An application of these analytical choices can be found in this issue, as performed by Sisitsky et al. (
2023). The authors utilized data from a population-based birth cohort of mostly racial and ethnic minority youth, generally exposed to heightened levels of ELA, who were born between 1998 and 2000 across 20 large cities in the United States (the Future of Families and Child Wellbeing Study, N = 2,483, 51.6% male). ELA was measured using a range of variables when children were 3 years old, including parent-rated reports as well as community-level statistics, and subsequently combined into a broader multi-adversity model. Interestingly, confirmatory factor analyses showed that a unidimensional model (similar to a
cumulative model) fit the data poorly, while a two-dimensional model of ELA (similar to the threat-deprivation
dimensional model) showed a marginal fit. The optimal solution consisted of a four-dimensional model, differentiating between home threat, community threat, neglect, and lack of stimulation. This indicates that, in some cases, an approach that retains more specificity in adversities can better capture variance within ELA, as compared to higher-order solutions. However, a key difference with the traditional
specificity model – which typically focuses on one single adversity – is that here multiple adversities were still examined in a comprehensive manner, allowing to model the co-occurrence of ELAs. As a next step, a
person-centered approach was used to examine associations between the four ELA-dimensions and child biopsychosocial outcomes at age 9. These analyses identified 8 distinct subgroups based on unique patterns of exposure to home threat, community threat, neglect, and lack of stimulation. While 5 of the subgroups were characterized by the levels of a single ELA dimension (e.g., community threat), the other 3 subgroups (collectively representing over half of the sample) showed varying levels across multiple ELA dimensions. This suggests that the specificity model may work best for some individuals, but misses the more complex patterns of ELA experienced by others. In turn, these subgroups were found to be differentially associated with internalizing and externalizing behaviors (but not telomere length), indicating that, as the authors put it, “
it is not just the amount of ELA, but the combination of exposures that predict child mental health outcomes”. Notably, the authors also ran associations using
variable-centered analyses for comparative purposes. These generally produced consistent results in terms of identifying unique associations between specific adversities and outcomes, however were less informative regarding the impact of heightened exposure to multiple adversities.

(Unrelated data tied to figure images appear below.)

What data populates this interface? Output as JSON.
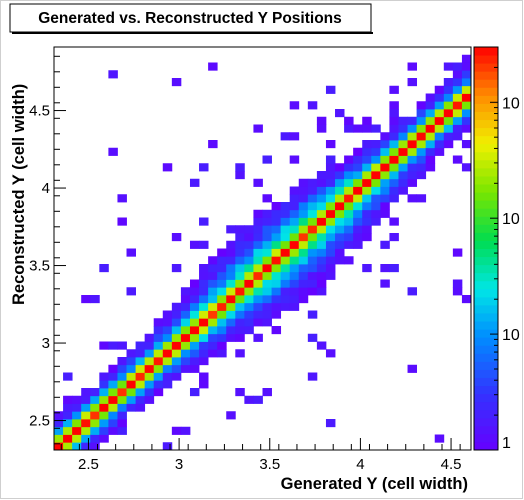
{
  "chart_data": {
    "type": "heatmap",
    "title": "Generated vs. Reconstructed Y Positions",
    "xlabel": "Generated Y (cell width)",
    "ylabel": "Reconstructed Y (cell width)",
    "xlim": [
      2.31,
      4.61
    ],
    "ylim": [
      2.31,
      4.91
    ],
    "x_ticks": [
      "2.5",
      "3",
      "3.5",
      "4",
      "4.5"
    ],
    "y_ticks": [
      "2.5",
      "3",
      "3.5",
      "4",
      "4.5"
    ],
    "z_scale": "log",
    "z_range": [
      1,
      3000
    ],
    "colorbar_ticks": [
      "1",
      "10",
      "10",
      "10"
    ],
    "bin_width": 0.05,
    "description_note": "",
    "diagonal_peak_counts": 3000,
    "grid": false
  }
}
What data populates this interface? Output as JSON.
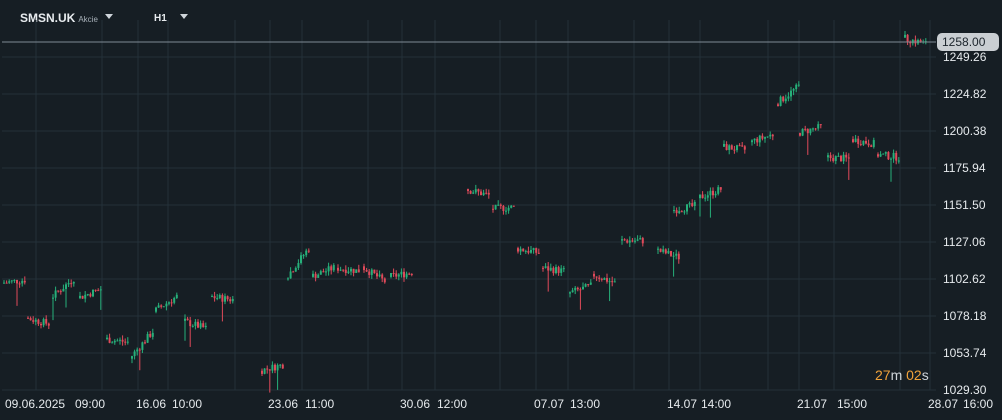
{
  "header": {
    "symbol": "SMSN.UK",
    "symbol_type": "Akcie",
    "timeframe": "H1"
  },
  "countdown": {
    "minutes": "27",
    "m": "m",
    "seconds": "02",
    "s": "s"
  },
  "colors": {
    "background": "#161e24",
    "grid": "#243039",
    "up": "#26b07a",
    "down": "#e04a5a",
    "price_line": "#7f8a94",
    "price_tag": "#c9ced2",
    "countdown": "#f0a23a"
  },
  "chart_data": {
    "type": "candlestick",
    "title": "",
    "xlabel": "",
    "ylabel": "",
    "ylim": [
      1029.3,
      1270
    ],
    "y_ticks": [
      1249.26,
      1224.82,
      1200.38,
      1175.94,
      1151.5,
      1127.06,
      1102.62,
      1078.18,
      1053.74,
      1029.3
    ],
    "y_tick_labels": [
      "1249.26",
      "1224.82",
      "1200.38",
      "1175.94",
      "1151.50",
      "1127.06",
      "1102.62",
      "1078.18",
      "1053.74",
      "1029.30"
    ],
    "x_tick_labels": [
      "09.06.2025",
      "09:00",
      "16.06",
      "10:00",
      "23.06",
      "11:00",
      "30.06",
      "12:00",
      "07.07",
      "13:00",
      "14.07",
      "14:00",
      "21.07",
      "15:00",
      "28.07",
      "16:00"
    ],
    "current_price": 1258.0,
    "current_price_label": "1258.00",
    "grid": true,
    "session_anchors": [
      {
        "day": 1,
        "open": 1100,
        "close": 1102
      },
      {
        "day": 2,
        "open": 1077,
        "close": 1073
      },
      {
        "day": 3,
        "open": 1090,
        "close": 1103
      },
      {
        "day": 4,
        "open": 1090,
        "close": 1096
      },
      {
        "day": 5,
        "open": 1063,
        "close": 1061
      },
      {
        "day": 6,
        "open": 1050,
        "close": 1068
      },
      {
        "day": 7,
        "open": 1081,
        "close": 1091
      },
      {
        "day": 8,
        "open": 1075,
        "close": 1070
      },
      {
        "day": 9,
        "open": 1091,
        "close": 1089
      },
      {
        "day": 10,
        "open": 1042,
        "close": 1046
      },
      {
        "day": 11,
        "open": 1103,
        "close": 1123
      },
      {
        "day": 12,
        "open": 1104,
        "close": 1110
      },
      {
        "day": 13,
        "open": 1110,
        "close": 1108
      },
      {
        "day": 14,
        "open": 1111,
        "close": 1101
      },
      {
        "day": 15,
        "open": 1104,
        "close": 1107
      },
      {
        "day": 16,
        "open": 1162,
        "close": 1158
      },
      {
        "day": 17,
        "open": 1149,
        "close": 1150
      },
      {
        "day": 18,
        "open": 1123,
        "close": 1120
      },
      {
        "day": 19,
        "open": 1110,
        "close": 1108
      },
      {
        "day": 20,
        "open": 1093,
        "close": 1098
      },
      {
        "day": 21,
        "open": 1106,
        "close": 1100
      },
      {
        "day": 22,
        "open": 1128,
        "close": 1128
      },
      {
        "day": 23,
        "open": 1122,
        "close": 1117
      },
      {
        "day": 24,
        "open": 1148,
        "close": 1151
      },
      {
        "day": 25,
        "open": 1156,
        "close": 1162
      },
      {
        "day": 26,
        "open": 1190,
        "close": 1188
      },
      {
        "day": 27,
        "open": 1193,
        "close": 1198
      },
      {
        "day": 28,
        "open": 1218,
        "close": 1230
      },
      {
        "day": 29,
        "open": 1199,
        "close": 1203
      },
      {
        "day": 30,
        "open": 1183,
        "close": 1182
      },
      {
        "day": 31,
        "open": 1195,
        "close": 1192
      },
      {
        "day": 32,
        "open": 1185,
        "close": 1183
      },
      {
        "day": 33,
        "open": 1262,
        "close": 1258
      }
    ]
  }
}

Overall, the study of Sisitsky et al. (
2023) provides an important example of how different analytical approaches can be integrated to better understand the complexity of ELA and its associations with child mental health, while still producing findings that have the potential to inform public health policies and intervention strategies. A key message that emerges from this work is that one size
does not fit all – in many cases, population-level screening tools that focus on exposure to single adversities may suffice to identify at-risk individuals; however, these strategies should be complemented with a more personalized approach to capture those with complex ELA profiles, in order to improve risk prediction and offer more tailored support. Nonetheless, caution should be exercised when interpreting the identified subgroups and their outcomes, as the subgroups were derived from a specific cohort and may not generalize to other populations, and as such await replication. Further, exposures and outcomes were measured at a single time point, which may obscure important developmental dynamics in the relationship between ELA and mental health. Indeed, timing and chronicity of exposure to adversity are important, but understudied factors in ELA-outcome associations, due to challenges in measuring these characteristics reliably and the limited availability of cohorts with repeated ELA data. In this context, it is noteworthy that childhood adversities are often preceded by prenatal adversities (e.g., maternal exposure to stressful life events or psychopathology), as evidenced by the known stability of risk factors across these developmental periods. This means that observed effects of childhood adversity on outcomes may be partly due to exposures occurring before birth, and conversely, that prenatal effects on outcomes may be partly mediated by adversities during childhood. Despite this, information on prenatal and postnatal ELA are rarely studied simultaneously, pointing to an important avenue for future research.